On 28/07/2014 03:20, Niall Douglas wrote:
* item_type is allocated via a rebind of the supplied allocator, and looks like:
struct item_type { value_type p; size_t hash; };
I presume this will support partial construction to handle the case when value_type does not have a default constructor, or is movable-only, etc?
* To insert or find an item involves determining the bucket from the modulus of the hash by the number of buckets, locking the bucket and scanning the linear list for an empty item or the right item as appropriate. We know empty items from a magic hash value which is defined to some magic constant (advice on the best magic hash value least likely to turn up from std::hash is welcome).
Isn't it by definition (admittedly reality is less ideal) that all hash values have equal probability? What happens if a real item does end up with the magic "empty" hash value? I think it'd be safer to have a separate flag for this case.

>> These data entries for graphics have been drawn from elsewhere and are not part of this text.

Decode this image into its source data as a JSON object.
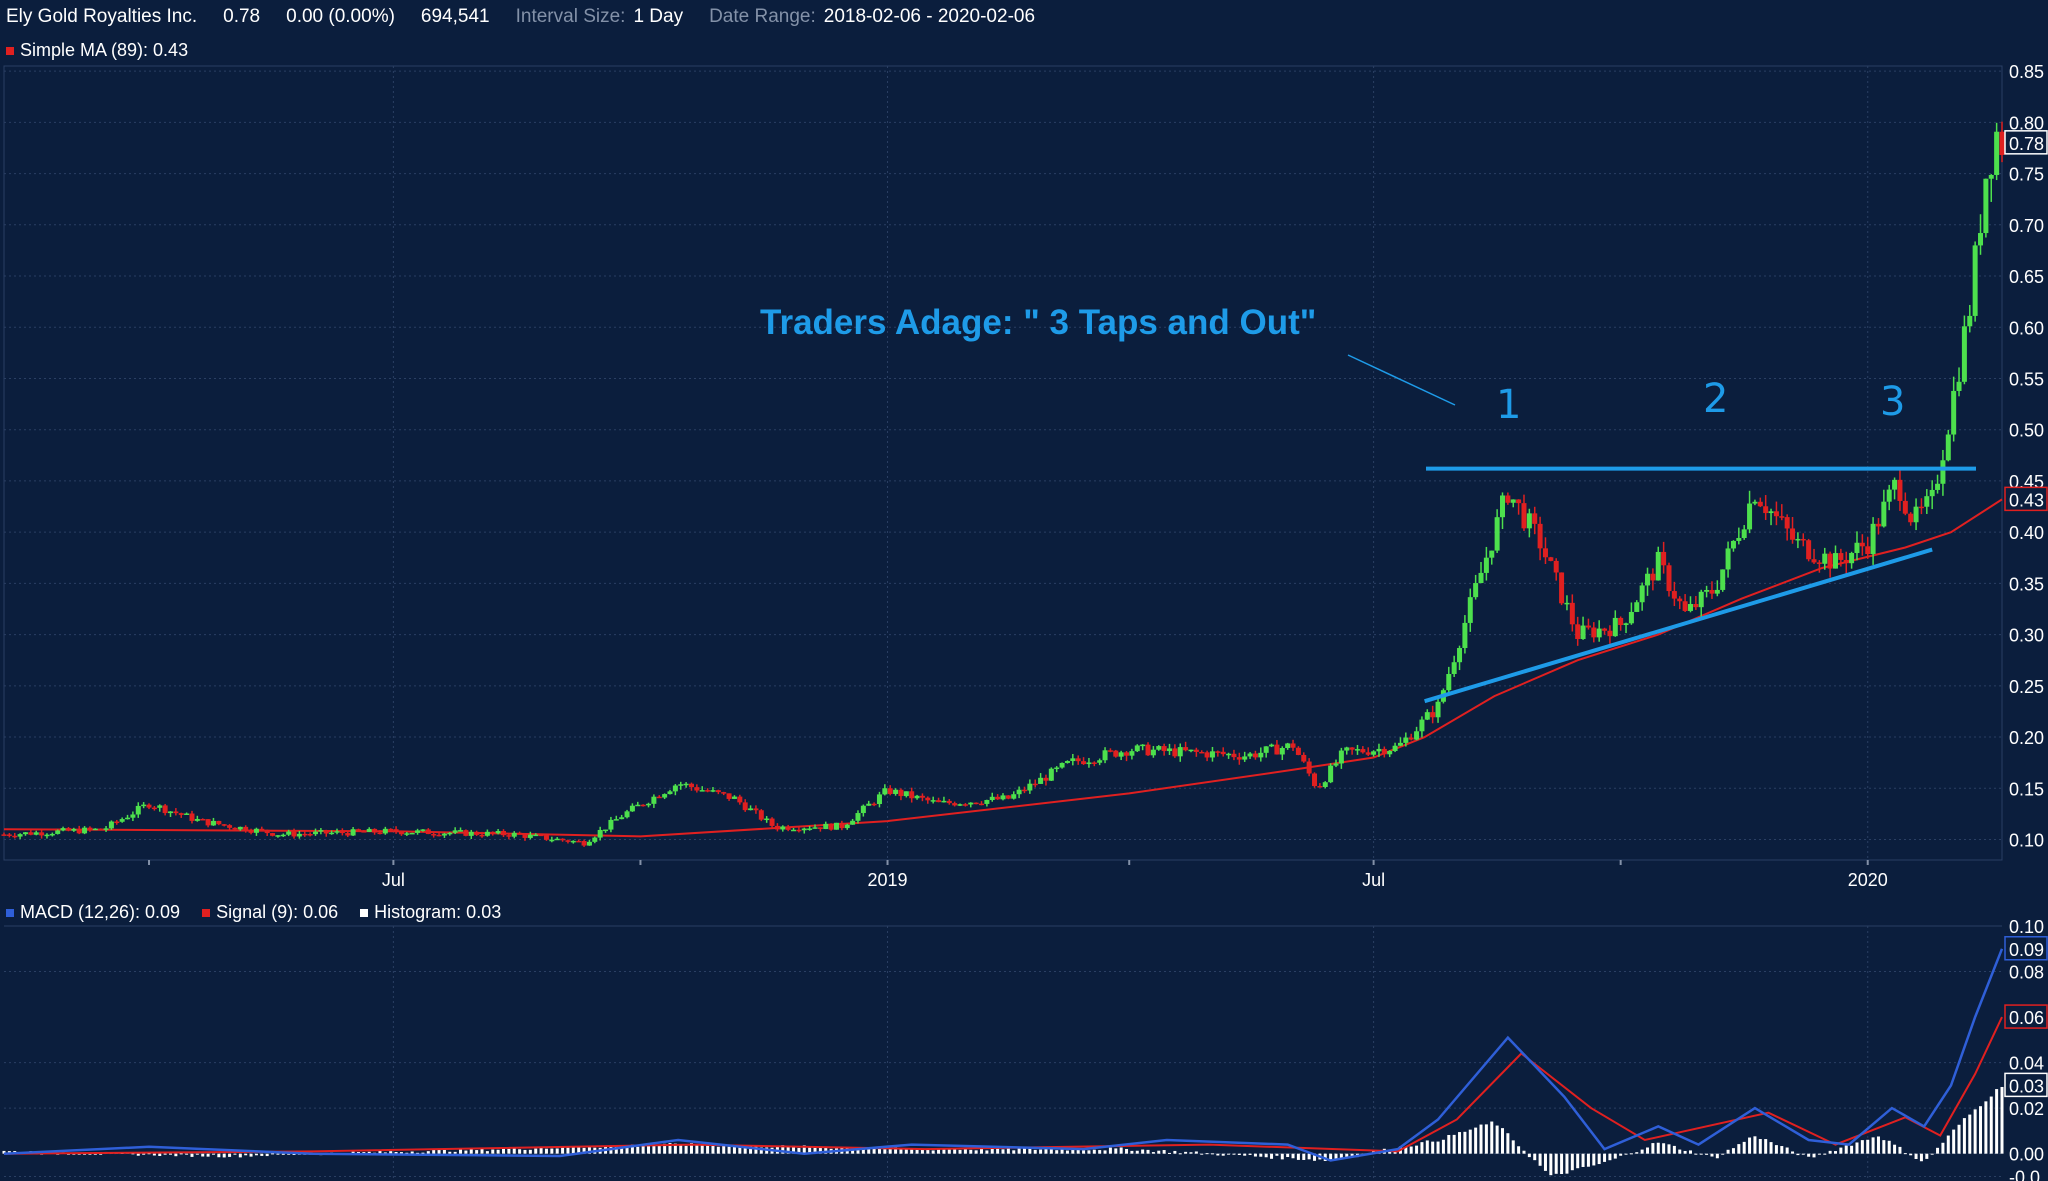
{
  "header": {
    "symbol": "Ely Gold Royalties Inc.",
    "last": "0.78",
    "change": "0.00 (0.00%)",
    "volume": "694,541",
    "interval_label": "Interval Size:",
    "interval_value": "1 Day",
    "range_label": "Date Range:",
    "range_value": "2018-02-06 - 2020-02-06"
  },
  "ma_legend": {
    "label": "Simple MA (89): 0.43",
    "color": "#e02020"
  },
  "macd_legend": {
    "macd": "MACD (12,26): 0.09",
    "macd_color": "#2f5fd8",
    "signal": "Signal (9): 0.06",
    "signal_color": "#e02020",
    "hist": "Histogram: 0.03",
    "hist_color": "#ffffff"
  },
  "colors": {
    "background": "#0b1e3d",
    "up": "#4de04d",
    "down": "#e02020",
    "annotation": "#1e9be8",
    "grid": "#2a3f63"
  },
  "annotations": {
    "title": "Traders Adage:  \" 3 Taps and Out\"",
    "tap1": "1",
    "tap2": "2",
    "tap3": "3",
    "resistance": 0.462,
    "support_from": {
      "date": "2019-07-20",
      "value": 0.235
    },
    "support_to": {
      "date": "2020-01-25",
      "value": 0.383
    }
  },
  "chart_data": [
    {
      "type": "candlestick",
      "x_range": [
        "2018-02-06",
        "2020-02-20"
      ],
      "ylim": [
        0.08,
        0.855
      ],
      "yticks": [
        "0.10",
        "0.15",
        "0.20",
        "0.25",
        "0.30",
        "0.35",
        "0.40",
        "0.45",
        "0.50",
        "0.55",
        "0.60",
        "0.65",
        "0.70",
        "0.75",
        "0.80",
        "0.85"
      ],
      "xticks": [
        {
          "date": "2018-04-01",
          "label": ""
        },
        {
          "date": "2018-07-01",
          "label": "Jul"
        },
        {
          "date": "2018-10-01",
          "label": ""
        },
        {
          "date": "2019-01-01",
          "label": "2019"
        },
        {
          "date": "2019-04-01",
          "label": ""
        },
        {
          "date": "2019-07-01",
          "label": "Jul"
        },
        {
          "date": "2019-10-01",
          "label": ""
        },
        {
          "date": "2020-01-01",
          "label": "2020"
        }
      ],
      "last_price_label": "0.78",
      "last_price": 0.78,
      "ma_label": "0.43",
      "ma_value": 0.432,
      "price_path": [
        [
          "2018-02-06",
          0.105
        ],
        [
          "2018-03-15",
          0.11
        ],
        [
          "2018-04-01",
          0.135
        ],
        [
          "2018-04-20",
          0.118
        ],
        [
          "2018-05-20",
          0.105
        ],
        [
          "2018-07-01",
          0.108
        ],
        [
          "2018-08-15",
          0.105
        ],
        [
          "2018-09-10",
          0.097
        ],
        [
          "2018-09-25",
          0.125
        ],
        [
          "2018-10-15",
          0.155
        ],
        [
          "2018-11-05",
          0.14
        ],
        [
          "2018-11-20",
          0.112
        ],
        [
          "2018-12-15",
          0.113
        ],
        [
          "2019-01-01",
          0.148
        ],
        [
          "2019-01-20",
          0.135
        ],
        [
          "2019-02-15",
          0.14
        ],
        [
          "2019-03-10",
          0.175
        ],
        [
          "2019-04-01",
          0.188
        ],
        [
          "2019-05-15",
          0.182
        ],
        [
          "2019-06-01",
          0.192
        ],
        [
          "2019-06-10",
          0.15
        ],
        [
          "2019-06-20",
          0.185
        ],
        [
          "2019-07-10",
          0.19
        ],
        [
          "2019-07-25",
          0.23
        ],
        [
          "2019-08-05",
          0.32
        ],
        [
          "2019-08-20",
          0.44
        ],
        [
          "2019-09-01",
          0.39
        ],
        [
          "2019-09-15",
          0.3
        ],
        [
          "2019-10-01",
          0.31
        ],
        [
          "2019-10-15",
          0.37
        ],
        [
          "2019-10-25",
          0.32
        ],
        [
          "2019-11-05",
          0.345
        ],
        [
          "2019-11-20",
          0.44
        ],
        [
          "2019-12-05",
          0.39
        ],
        [
          "2019-12-20",
          0.37
        ],
        [
          "2020-01-01",
          0.39
        ],
        [
          "2020-01-12",
          0.45
        ],
        [
          "2020-01-18",
          0.41
        ],
        [
          "2020-01-25",
          0.43
        ],
        [
          "2020-02-01",
          0.52
        ],
        [
          "2020-02-08",
          0.62
        ],
        [
          "2020-02-14",
          0.75
        ],
        [
          "2020-02-18",
          0.79
        ],
        [
          "2020-02-20",
          0.78
        ]
      ],
      "ma": [
        [
          "2018-02-06",
          0.11
        ],
        [
          "2018-07-01",
          0.108
        ],
        [
          "2018-10-01",
          0.103
        ],
        [
          "2019-01-01",
          0.118
        ],
        [
          "2019-04-01",
          0.145
        ],
        [
          "2019-06-01",
          0.168
        ],
        [
          "2019-07-01",
          0.18
        ],
        [
          "2019-07-20",
          0.2
        ],
        [
          "2019-08-15",
          0.24
        ],
        [
          "2019-09-15",
          0.275
        ],
        [
          "2019-10-15",
          0.3
        ],
        [
          "2019-11-15",
          0.335
        ],
        [
          "2019-12-15",
          0.365
        ],
        [
          "2020-01-15",
          0.385
        ],
        [
          "2020-02-01",
          0.4
        ],
        [
          "2020-02-20",
          0.432
        ]
      ]
    },
    {
      "type": "line",
      "title": "MACD",
      "ylim": [
        -0.012,
        0.1
      ],
      "yticks": [
        "0.10",
        "0.08",
        "0.04",
        "0.02",
        "0.00",
        "-0.0"
      ],
      "macd_label": "0.09",
      "macd_value": 0.09,
      "signal_label": "0.06",
      "signal_value": 0.06,
      "hist_label": "0.03",
      "hist_value": 0.03,
      "macd": [
        [
          "2018-02-06",
          0.0
        ],
        [
          "2018-04-01",
          0.003
        ],
        [
          "2018-06-01",
          0.0
        ],
        [
          "2018-09-01",
          -0.001
        ],
        [
          "2018-10-15",
          0.006
        ],
        [
          "2018-12-01",
          0.0
        ],
        [
          "2019-01-10",
          0.004
        ],
        [
          "2019-03-15",
          0.002
        ],
        [
          "2019-04-15",
          0.006
        ],
        [
          "2019-05-30",
          0.004
        ],
        [
          "2019-06-15",
          -0.003
        ],
        [
          "2019-07-10",
          0.002
        ],
        [
          "2019-07-25",
          0.015
        ],
        [
          "2019-08-20",
          0.051
        ],
        [
          "2019-09-10",
          0.025
        ],
        [
          "2019-09-25",
          0.002
        ],
        [
          "2019-10-15",
          0.012
        ],
        [
          "2019-10-30",
          0.004
        ],
        [
          "2019-11-20",
          0.02
        ],
        [
          "2019-12-10",
          0.006
        ],
        [
          "2019-12-25",
          0.004
        ],
        [
          "2020-01-10",
          0.02
        ],
        [
          "2020-01-22",
          0.012
        ],
        [
          "2020-02-01",
          0.03
        ],
        [
          "2020-02-10",
          0.06
        ],
        [
          "2020-02-20",
          0.09
        ]
      ],
      "signal": [
        [
          "2018-02-06",
          0.0
        ],
        [
          "2018-06-01",
          0.001
        ],
        [
          "2018-10-20",
          0.004
        ],
        [
          "2019-01-15",
          0.002
        ],
        [
          "2019-05-01",
          0.004
        ],
        [
          "2019-07-10",
          0.001
        ],
        [
          "2019-08-01",
          0.015
        ],
        [
          "2019-08-25",
          0.044
        ],
        [
          "2019-09-20",
          0.02
        ],
        [
          "2019-10-10",
          0.006
        ],
        [
          "2019-11-25",
          0.018
        ],
        [
          "2019-12-20",
          0.004
        ],
        [
          "2020-01-15",
          0.016
        ],
        [
          "2020-01-28",
          0.008
        ],
        [
          "2020-02-10",
          0.035
        ],
        [
          "2020-02-20",
          0.06
        ]
      ],
      "histogram": [
        [
          "2018-02-06",
          0.001
        ],
        [
          "2018-05-01",
          -0.001
        ],
        [
          "2018-10-15",
          0.004
        ],
        [
          "2019-01-10",
          0.002
        ],
        [
          "2019-04-01",
          0.002
        ],
        [
          "2019-06-15",
          -0.003
        ],
        [
          "2019-07-25",
          0.006
        ],
        [
          "2019-08-15",
          0.014
        ],
        [
          "2019-09-05",
          -0.01
        ],
        [
          "2019-09-25",
          -0.004
        ],
        [
          "2019-10-15",
          0.005
        ],
        [
          "2019-11-05",
          -0.002
        ],
        [
          "2019-11-20",
          0.008
        ],
        [
          "2019-12-10",
          -0.002
        ],
        [
          "2020-01-05",
          0.008
        ],
        [
          "2020-01-22",
          -0.004
        ],
        [
          "2020-02-05",
          0.014
        ],
        [
          "2020-02-20",
          0.03
        ]
      ]
    }
  ]
}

* To erase an item is easy: iterators store an iterator to the bucket and an offset into the linear table. Erasure involves constructing a temporary value_type, locking the bucket and performing a *move* construction out of the table into the temporary value_type, resetting the hash to empty. Destruction can then occur without holding the bucket lock. If the item just erased is the last in the bucket, the bucket's size (not capacity) is reduced by one, and that is repeated until the bucket size is the minimal possible.
If the hash is reset to empty and the lock released before destruction occurs, doesn't that mean that something else could try to concurrently construct into the same storage? After all, the item slot will now look empty to insert(). Similarly the bucket size could be reduced by one just as insert() puts something into that bucket slot (thinking that it was still within the valid range, so not trying to increment it itself).
* size() under this design becomes O(bucket count) as we sum the count members of each bucket. empty() is worst case O(bucket count) when the map is empty, best case O(1) when the first bucket is not empty, average case O(bucket count/item count/2).
You could use a relaxed count at the top level to improve this, possibly. size() and empty() become statistical rather than prescriptive in the presence of concurrent writes anyway, so a stale value is not harmful. Although I suppose conversely updating a shared counter will cause cache contention performance loss for insert/erase, which may not be worth it for the benefit of statistical functions that are less likely to even be called in a concurrent design.
Thoughts on this design before I write a final implementation are welcome. I don't plan to complete my implementation past the minimum needed for proposed Boost.AFIO, so if someone else wishes to finish it that and make it part of official Boost that would be great.
I presume you've looked at other common implementations of this sort of thing? eg. libcds.